Fine adjusting the gap

Bring the gap into precise specifications will tune the jig to work better.

If the gap is too big: on the side of the sled away from the dado kerf, clamp a blunt pointed offcut to the sled so a long side is pressed against the backer board with the blunt point pressed up to the spacer. Loosen the backer board and slide it away from the clamped off cut, insert desired feeler gauges (thickness of feeler gauges should equal amount of gap to close,) between the blunt end of the off cut and the spacer and slide the backer board back so that the space is pressed up to the bunt point with the feeler gauges between them. Clamp the backer board to the support fence, remove the clamped off cut and feeler gauges to test the new gap.
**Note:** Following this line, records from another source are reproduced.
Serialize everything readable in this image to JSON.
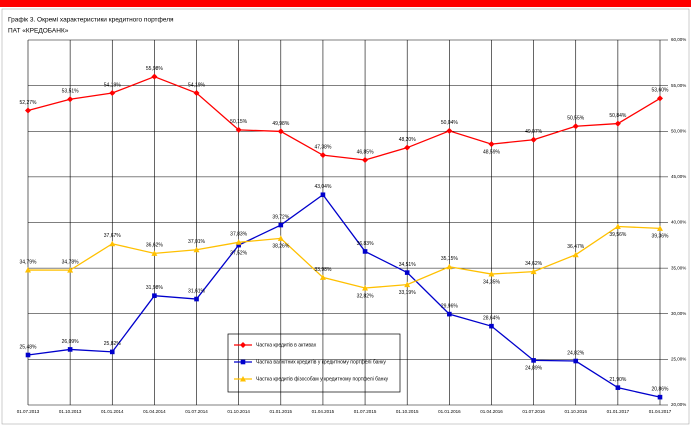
{
  "chart_data": {
    "type": "line",
    "title": "Графік 3. Окремі характеристики кредитного портфеля",
    "subtitle": "ПАТ «КРЕДОБАНК»",
    "categories": [
      "01.07.2013",
      "01.10.2013",
      "01.01.2014",
      "01.04.2014",
      "01.07.2014",
      "01.10.2014",
      "01.01.2015",
      "01.04.2015",
      "01.07.2015",
      "01.10.2015",
      "01.01.2016",
      "01.04.2016",
      "01.07.2016",
      "01.10.2016",
      "01.01.2017",
      "01.04.2017"
    ],
    "series": [
      {
        "name": "Частка кредитів в активах",
        "color": "#ff0000",
        "values": [
          52.27,
          53.51,
          54.19,
          55.98,
          54.19,
          50.15,
          49.98,
          47.38,
          46.85,
          48.2,
          50.04,
          48.59,
          49.07,
          50.55,
          50.84,
          53.6
        ],
        "value_labels": [
          "52,27%",
          "53,51%",
          "54,19%",
          "55,98%",
          "54,19%",
          "50,15%",
          "49,98%",
          "47,38%",
          "46,85%",
          "48,20%",
          "50,04%",
          "48,59%",
          "49,07%",
          "50,55%",
          "50,84%",
          "53,60%"
        ]
      },
      {
        "name": "Частка валютних кредитів у кредитному портфелі банку",
        "color": "#0000cc",
        "values": [
          25.48,
          26.09,
          25.82,
          31.98,
          31.61,
          37.52,
          39.72,
          43.04,
          36.83,
          34.51,
          29.96,
          28.64,
          24.89,
          24.82,
          21.9,
          20.86
        ],
        "value_labels": [
          "25,48%",
          "26,09%",
          "25,82%",
          "31,98%",
          "31,61%",
          "37,52%",
          "39,72%",
          "43,04%",
          "36,83%",
          "34,51%",
          "29,96%",
          "28,64%",
          "24,89%",
          "24,82%",
          "21,90%",
          "20,86%"
        ]
      },
      {
        "name": "Частка кредитів фізособам у кредитному портфелі банку",
        "color": "#ffc000",
        "values": [
          34.79,
          34.78,
          37.67,
          36.62,
          37.01,
          37.83,
          38.26,
          33.98,
          32.82,
          33.19,
          35.15,
          34.35,
          34.62,
          36.47,
          39.56,
          39.36
        ],
        "value_labels": [
          "34,79%",
          "34,78%",
          "37,67%",
          "36,62%",
          "37,01%",
          "37,83%",
          "38,26%",
          "33,98%",
          "32,82%",
          "33,19%",
          "35,15%",
          "34,35%",
          "34,62%",
          "36,47%",
          "39,56%",
          "39,36%"
        ]
      }
    ],
    "ylim": [
      20,
      60
    ],
    "yticks": [
      {
        "value": 20,
        "label": "20,00%"
      },
      {
        "value": 25,
        "label": "25,00%"
      },
      {
        "value": 30,
        "label": "30,00%"
      },
      {
        "value": 35,
        "label": "35,00%"
      },
      {
        "value": 40,
        "label": "40,00%"
      },
      {
        "value": 45,
        "label": "45,00%"
      },
      {
        "value": 50,
        "label": "50,00%"
      },
      {
        "value": 55,
        "label": "55,00%"
      },
      {
        "value": 60,
        "label": "60,00%"
      }
    ],
    "grid": true
  }
}
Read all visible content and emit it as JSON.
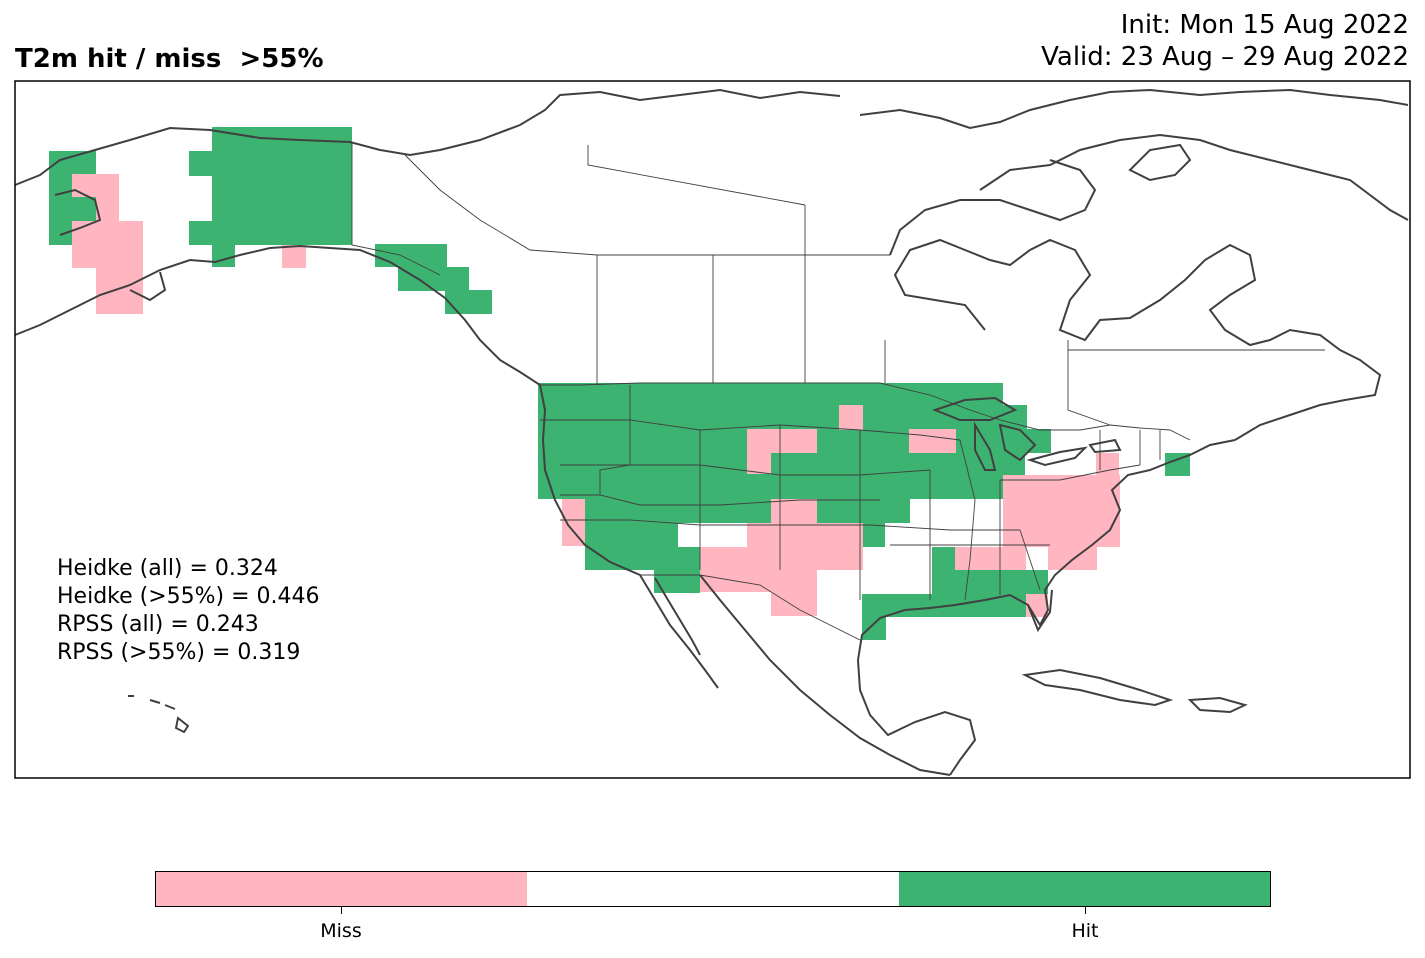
{
  "header": {
    "title": "T2m hit / miss  >55%",
    "init": "Init: Mon 15 Aug 2022",
    "valid": "Valid: 23 Aug – 29 Aug 2022"
  },
  "stats": [
    "Heidke (all) = 0.324",
    "Heidke (>55%) = 0.446",
    "RPSS (all) = 0.243",
    "RPSS (>55%) = 0.319"
  ],
  "colors": {
    "hit": "#3cb371",
    "miss": "#ffb6c1",
    "neutral": "#ffffff",
    "coastline": "#404040"
  },
  "legend": {
    "categories": [
      {
        "label": "Miss",
        "color": "#ffb6c1"
      },
      {
        "label": "",
        "color": "#ffffff"
      },
      {
        "label": "Hit",
        "color": "#3cb371"
      }
    ],
    "tick_labels": [
      "Miss",
      "Hit"
    ]
  }
}
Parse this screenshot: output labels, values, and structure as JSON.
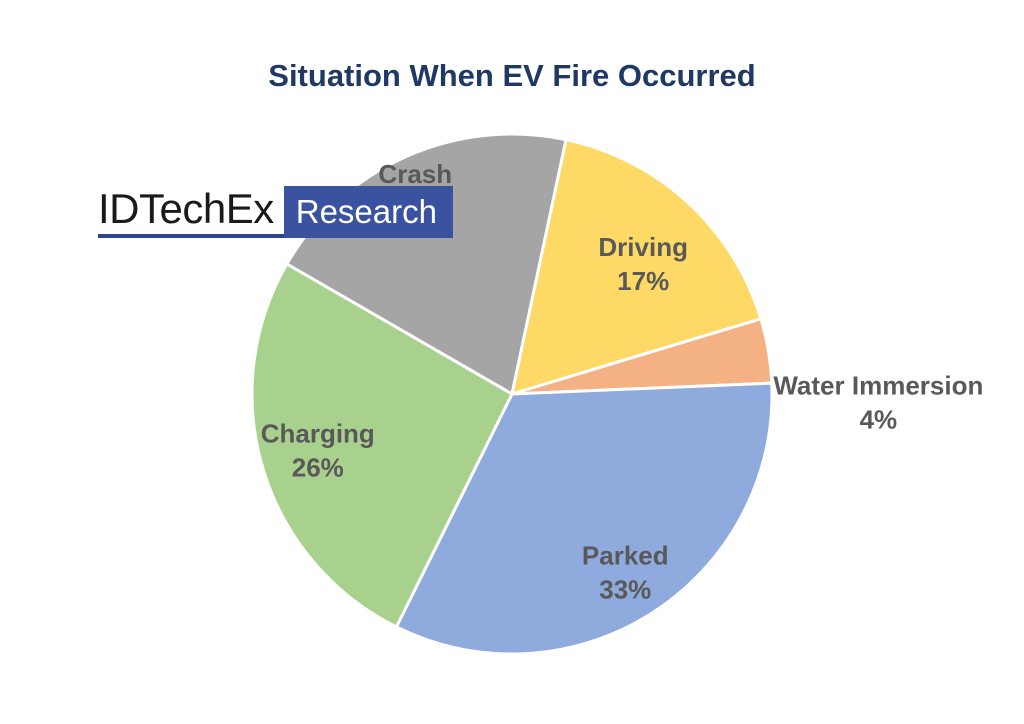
{
  "chart_data": {
    "type": "pie",
    "title": "Situation When EV Fire Occurred",
    "slices": [
      {
        "label": "Crash",
        "value": 20,
        "value_label": "20%",
        "color": "#a5a5a5"
      },
      {
        "label": "Driving",
        "value": 17,
        "value_label": "17%",
        "color": "#ffd966"
      },
      {
        "label": "Water Immersion",
        "value": 4,
        "value_label": "4%",
        "color": "#f4b183"
      },
      {
        "label": "Parked",
        "value": 33,
        "value_label": "33%",
        "color": "#8faadc"
      },
      {
        "label": "Charging",
        "value": 26,
        "value_label": "26%",
        "color": "#a9d18e"
      }
    ],
    "slice_border_color": "#ffffff",
    "label_color": "#595959"
  },
  "branding": {
    "company": "IDTechEx",
    "suffix": "Research",
    "accent_color": "#3a52a0"
  }
}
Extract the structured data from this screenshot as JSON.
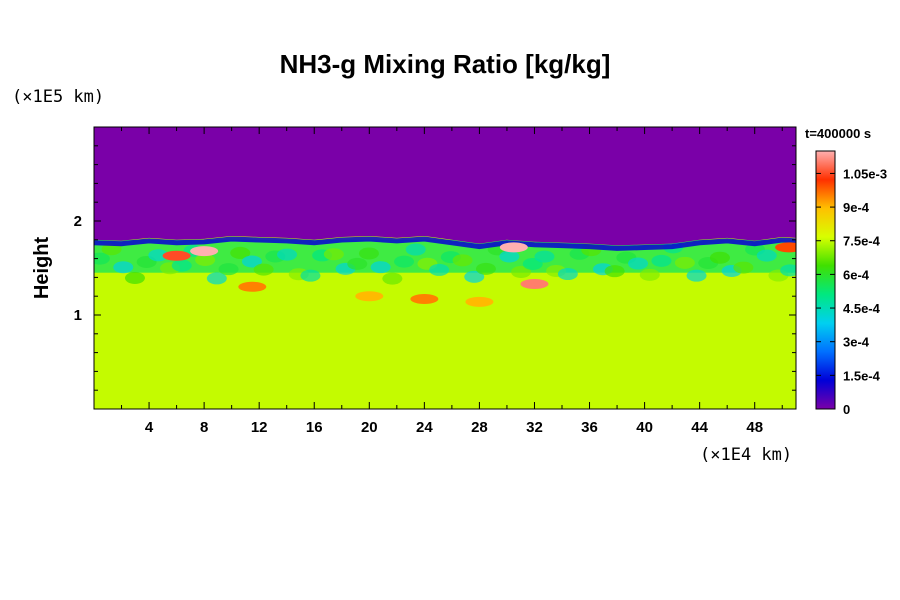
{
  "chart_data": {
    "type": "heatmap",
    "title": "NH3-g Mixing Ratio [kg/kg]",
    "ylabel": "Height",
    "xunit": "(×1E4 km)",
    "yunit": "(×1E5 km)",
    "time_label": "t=400000 s",
    "xlim": [
      0,
      51
    ],
    "ylim": [
      0,
      3
    ],
    "xticks": [
      4,
      8,
      12,
      16,
      20,
      24,
      28,
      32,
      36,
      40,
      44,
      48
    ],
    "yticks": [
      1,
      2
    ],
    "colorbar": {
      "min": 0,
      "max": 0.00115,
      "ticks": [
        "0",
        "1.5e-4",
        "3e-4",
        "4.5e-4",
        "6e-4",
        "7.5e-4",
        "9e-4",
        "1.05e-3"
      ],
      "colors": [
        "#7a00a8",
        "#0000d8",
        "#0070ff",
        "#00d0f0",
        "#00e880",
        "#40e000",
        "#d8ff00",
        "#ffc000",
        "#ff3000",
        "#ffb0b0"
      ]
    },
    "field": {
      "background_value": 0.00075,
      "upper_value": 0,
      "mixing_layer": [
        1.45,
        1.8
      ],
      "interface_height": [
        [
          0,
          1.8
        ],
        [
          2,
          1.79
        ],
        [
          4,
          1.82
        ],
        [
          6,
          1.8
        ],
        [
          8,
          1.81
        ],
        [
          10,
          1.84
        ],
        [
          12,
          1.83
        ],
        [
          14,
          1.82
        ],
        [
          16,
          1.8
        ],
        [
          18,
          1.83
        ],
        [
          20,
          1.84
        ],
        [
          22,
          1.82
        ],
        [
          24,
          1.84
        ],
        [
          26,
          1.8
        ],
        [
          28,
          1.76
        ],
        [
          30,
          1.8
        ],
        [
          32,
          1.78
        ],
        [
          34,
          1.77
        ],
        [
          36,
          1.76
        ],
        [
          38,
          1.74
        ],
        [
          40,
          1.75
        ],
        [
          42,
          1.76
        ],
        [
          44,
          1.8
        ],
        [
          46,
          1.82
        ],
        [
          48,
          1.79
        ],
        [
          50,
          1.83
        ],
        [
          51,
          1.82
        ]
      ],
      "features": [
        {
          "x": 6.0,
          "y": 1.63,
          "v": 0.00105
        },
        {
          "x": 8.0,
          "y": 1.68,
          "v": 0.00115
        },
        {
          "x": 11.5,
          "y": 1.3,
          "v": 0.00095
        },
        {
          "x": 20.0,
          "y": 1.2,
          "v": 0.0009
        },
        {
          "x": 24.0,
          "y": 1.17,
          "v": 0.00095
        },
        {
          "x": 28.0,
          "y": 1.14,
          "v": 0.0009
        },
        {
          "x": 30.5,
          "y": 1.72,
          "v": 0.00115
        },
        {
          "x": 32.0,
          "y": 1.33,
          "v": 0.0011
        },
        {
          "x": 50.5,
          "y": 1.72,
          "v": 0.001
        }
      ]
    }
  }
}
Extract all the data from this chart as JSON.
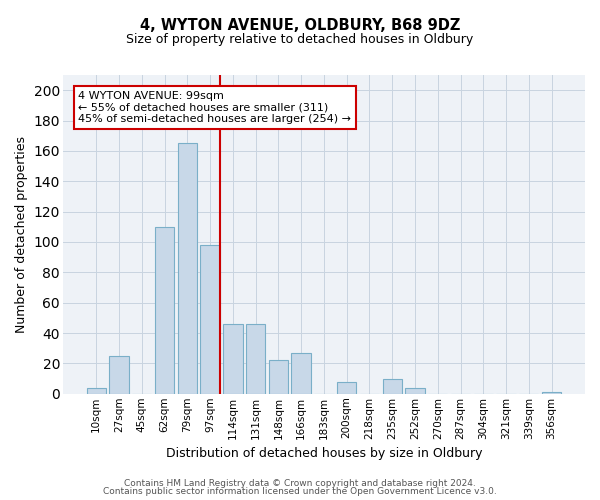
{
  "title1": "4, WYTON AVENUE, OLDBURY, B68 9DZ",
  "title2": "Size of property relative to detached houses in Oldbury",
  "xlabel": "Distribution of detached houses by size in Oldbury",
  "ylabel": "Number of detached properties",
  "bar_labels": [
    "10sqm",
    "27sqm",
    "45sqm",
    "62sqm",
    "79sqm",
    "97sqm",
    "114sqm",
    "131sqm",
    "148sqm",
    "166sqm",
    "183sqm",
    "200sqm",
    "218sqm",
    "235sqm",
    "252sqm",
    "270sqm",
    "287sqm",
    "304sqm",
    "321sqm",
    "339sqm",
    "356sqm"
  ],
  "bar_values": [
    4,
    25,
    0,
    110,
    165,
    98,
    46,
    46,
    22,
    27,
    0,
    8,
    0,
    10,
    4,
    0,
    0,
    0,
    0,
    0,
    1
  ],
  "bar_color": "#c8d8e8",
  "bar_edgecolor": "#7aafc8",
  "annotation_property": "4 WYTON AVENUE: 99sqm",
  "annotation_line1": "← 55% of detached houses are smaller (311)",
  "annotation_line2": "45% of semi-detached houses are larger (254) →",
  "marker_line_color": "#cc0000",
  "ylim": [
    0,
    210
  ],
  "yticks": [
    0,
    20,
    40,
    60,
    80,
    100,
    120,
    140,
    160,
    180,
    200
  ],
  "grid_color": "#c8d4e0",
  "background_color": "#eef2f7",
  "footnote1": "Contains HM Land Registry data © Crown copyright and database right 2024.",
  "footnote2": "Contains public sector information licensed under the Open Government Licence v3.0."
}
If the gap is too small: on the side of the sled away from the dado kerf, clamp a blunt pointed offcut to the sled so a long side is pressed against the backer board with the blunt point pressed up to the spacer with desired feeler gauge thicknesses (thickness of feeler gauges should equal amount of gap to expand,) sandwiched between the blunt point and the spacer. Unclamp the backer board, remove the feeler gauges, slide the backer board so the spacer is pressed against the blunt point and reclamp the backer board to the sled, remove the clamped off cut and test the new gap.

Add a Blade guard

A blade guard can be added by gluing a cut off to the back of the sled where the dado blade comes through to the fence. This will add a small measure of safety that just may save a finger or life.